Saya berangkat sekitar jam 9 malam dan biasa para pemancing juga sudah berada di tempat yang sama. Air begitu halus tak tedengar suara ombak dan hanya suara gemricik air yang saya dayung. Bulan juga menyinari air laut sehingga tampak biru terang mengkilap. Biasanya saya membawa obor untuk peringatan perahu besar yang lewat, agar tidak ditabrak. Saat naas itulah akhirnya saya benar-benar ditabrak, namun ketika saya berteriak sekeras mungkin, perahu besar itu dibelokkan mendadak dan perahu saya diterpa lambung kapal dan gelombang memenuhi perahu saya. Tongkat pramuka sebagai lengan perahu patah namun masih terikat oleh tali. Tampaknya ujung perahu saya pecah dan tak mampu saya bawa dayung, karena air memenuh perahu. Makian pun menimpa saya dari seluruh anak buah kapal.

“Puuukkkkimaiii…, Lu….Bodog Lu, pake lampu….!” Begitu makian yang saya terima. Namun karena perahu saya penuh air namun tidak terbalik, akhirnya makian itu tak terdengar di telinga. He.. he… ya terdengar, tapi tak masuk di hati….

Namun saya tetap menyanyikan lagu yang sama, fajar akan menggantikan bulan dan aka nada yang menolongku. Dengan jeligen dua di samping, akhirnya masih diselamatkan oleh Allah. Meski harus berenang menuju pinggir pantai dengan dua jeligen penyelamat itu.

Ini saya anggap mati yang kedua.

Pengalaman Mati Ketiga:

Tahun 1996, tepatnya pada bulan Desember saya disambati adik ipar saya yang sebagai pelayar. Route kapal barang yang dilayari biasanya Jakarta-Merauke, dengan perjalanan 2 minggu. Seingat saya nama kapalnya Si Bela. Karena waktu perjalanan balik sering singgah di Kupang untuk mengangkut sapi atau kerbau dibawa ke Jakarta.

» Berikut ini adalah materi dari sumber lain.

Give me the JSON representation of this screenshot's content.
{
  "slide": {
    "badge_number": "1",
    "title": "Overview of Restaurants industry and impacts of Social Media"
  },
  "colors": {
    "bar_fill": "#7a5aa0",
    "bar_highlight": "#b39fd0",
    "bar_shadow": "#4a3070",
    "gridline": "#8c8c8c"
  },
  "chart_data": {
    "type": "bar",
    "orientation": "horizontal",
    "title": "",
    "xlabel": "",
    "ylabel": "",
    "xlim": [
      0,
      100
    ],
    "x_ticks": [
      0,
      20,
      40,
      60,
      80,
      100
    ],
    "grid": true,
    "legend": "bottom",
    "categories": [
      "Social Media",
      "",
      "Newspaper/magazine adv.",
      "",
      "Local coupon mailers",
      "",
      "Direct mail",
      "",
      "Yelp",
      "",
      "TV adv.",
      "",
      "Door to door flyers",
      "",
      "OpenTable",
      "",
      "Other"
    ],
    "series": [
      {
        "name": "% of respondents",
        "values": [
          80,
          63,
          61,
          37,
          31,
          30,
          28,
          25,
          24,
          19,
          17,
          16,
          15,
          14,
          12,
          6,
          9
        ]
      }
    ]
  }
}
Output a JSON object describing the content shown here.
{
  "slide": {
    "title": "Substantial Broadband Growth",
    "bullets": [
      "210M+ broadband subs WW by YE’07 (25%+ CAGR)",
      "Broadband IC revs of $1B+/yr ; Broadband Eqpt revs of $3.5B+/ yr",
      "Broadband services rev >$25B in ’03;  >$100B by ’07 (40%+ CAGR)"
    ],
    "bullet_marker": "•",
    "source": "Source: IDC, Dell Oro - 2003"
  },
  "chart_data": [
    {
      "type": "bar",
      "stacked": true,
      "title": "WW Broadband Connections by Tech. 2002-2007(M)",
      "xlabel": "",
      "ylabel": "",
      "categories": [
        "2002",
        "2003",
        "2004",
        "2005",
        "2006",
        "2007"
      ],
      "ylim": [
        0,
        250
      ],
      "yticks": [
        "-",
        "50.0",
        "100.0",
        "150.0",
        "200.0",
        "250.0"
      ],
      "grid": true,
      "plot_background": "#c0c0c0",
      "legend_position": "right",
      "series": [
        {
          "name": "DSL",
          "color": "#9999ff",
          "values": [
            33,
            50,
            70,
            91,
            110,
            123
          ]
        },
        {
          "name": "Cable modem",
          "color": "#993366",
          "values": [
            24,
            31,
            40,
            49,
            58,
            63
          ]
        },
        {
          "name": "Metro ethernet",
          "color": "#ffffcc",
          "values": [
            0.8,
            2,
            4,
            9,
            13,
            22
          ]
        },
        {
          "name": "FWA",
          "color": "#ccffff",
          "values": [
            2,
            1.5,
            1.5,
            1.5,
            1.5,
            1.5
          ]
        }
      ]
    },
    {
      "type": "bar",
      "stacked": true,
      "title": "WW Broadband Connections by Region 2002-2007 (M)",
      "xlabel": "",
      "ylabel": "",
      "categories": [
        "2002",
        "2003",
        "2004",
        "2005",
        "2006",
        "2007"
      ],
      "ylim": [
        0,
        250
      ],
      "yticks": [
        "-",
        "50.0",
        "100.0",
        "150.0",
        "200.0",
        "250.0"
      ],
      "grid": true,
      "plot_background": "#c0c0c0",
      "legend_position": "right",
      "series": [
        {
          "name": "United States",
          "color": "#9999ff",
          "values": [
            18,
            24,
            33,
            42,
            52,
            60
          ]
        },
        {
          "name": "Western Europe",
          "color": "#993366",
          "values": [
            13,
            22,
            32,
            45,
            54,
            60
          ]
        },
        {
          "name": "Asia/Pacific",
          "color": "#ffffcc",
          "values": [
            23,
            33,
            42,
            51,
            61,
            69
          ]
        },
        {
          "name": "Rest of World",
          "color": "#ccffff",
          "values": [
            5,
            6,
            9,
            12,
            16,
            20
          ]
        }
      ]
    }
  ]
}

Ketika kapalnya dok di Pelabuhan Labuhan Bajo, Kecamatan Komodo Manggarai, selama 3 bulan akhirnya dia mengabarkan jatuh cinta pada anak seorang Dhalu (Demang, orang Jawa dulu). Saya dikabari oleh adiknya yang di Solo, bahwa dia akan menikah. Tidak ada yang bisa menghadiri. Mertua saya meminta saya mewakili keluarga. Mendengar tangisan mertua dan keluarga di Solo itu, akhirnya saya bagkit jiwa petualang saya. Menyeberang dari Timor ke Flores, terus perjalanan sepeda motor dari Ende-Labuhan Bajo, selama 10 jam, tak berani berhenti, kecuali saat ada warung makan dan makan. Sepanjang jalan hanya ada hutan belukar dan kadang anjing liar di hutan mengejar dari belakang. Kabut bulan Desember di atas Ngada luar biasa tebalnya, sehingga kadang lampu motor hanya menerangi sekitar 3 meter di depannya. Belum kalau ada orang tidak gila namun berlaku gila, karena melempar setiap motor yang lewat. Apalagi pas bulan itu hujan sepanjang jalan. Berangkat dari Ende jam 9 pagi tiba di tempat jam 9 malam.

Alhamdulillah, tiba juga karena jalan di sana hanya satu batang saja, tak mungkin kesasar. Begitu tiba, orang desa itu pun heran-heran. “Orang Jawa nekad…!”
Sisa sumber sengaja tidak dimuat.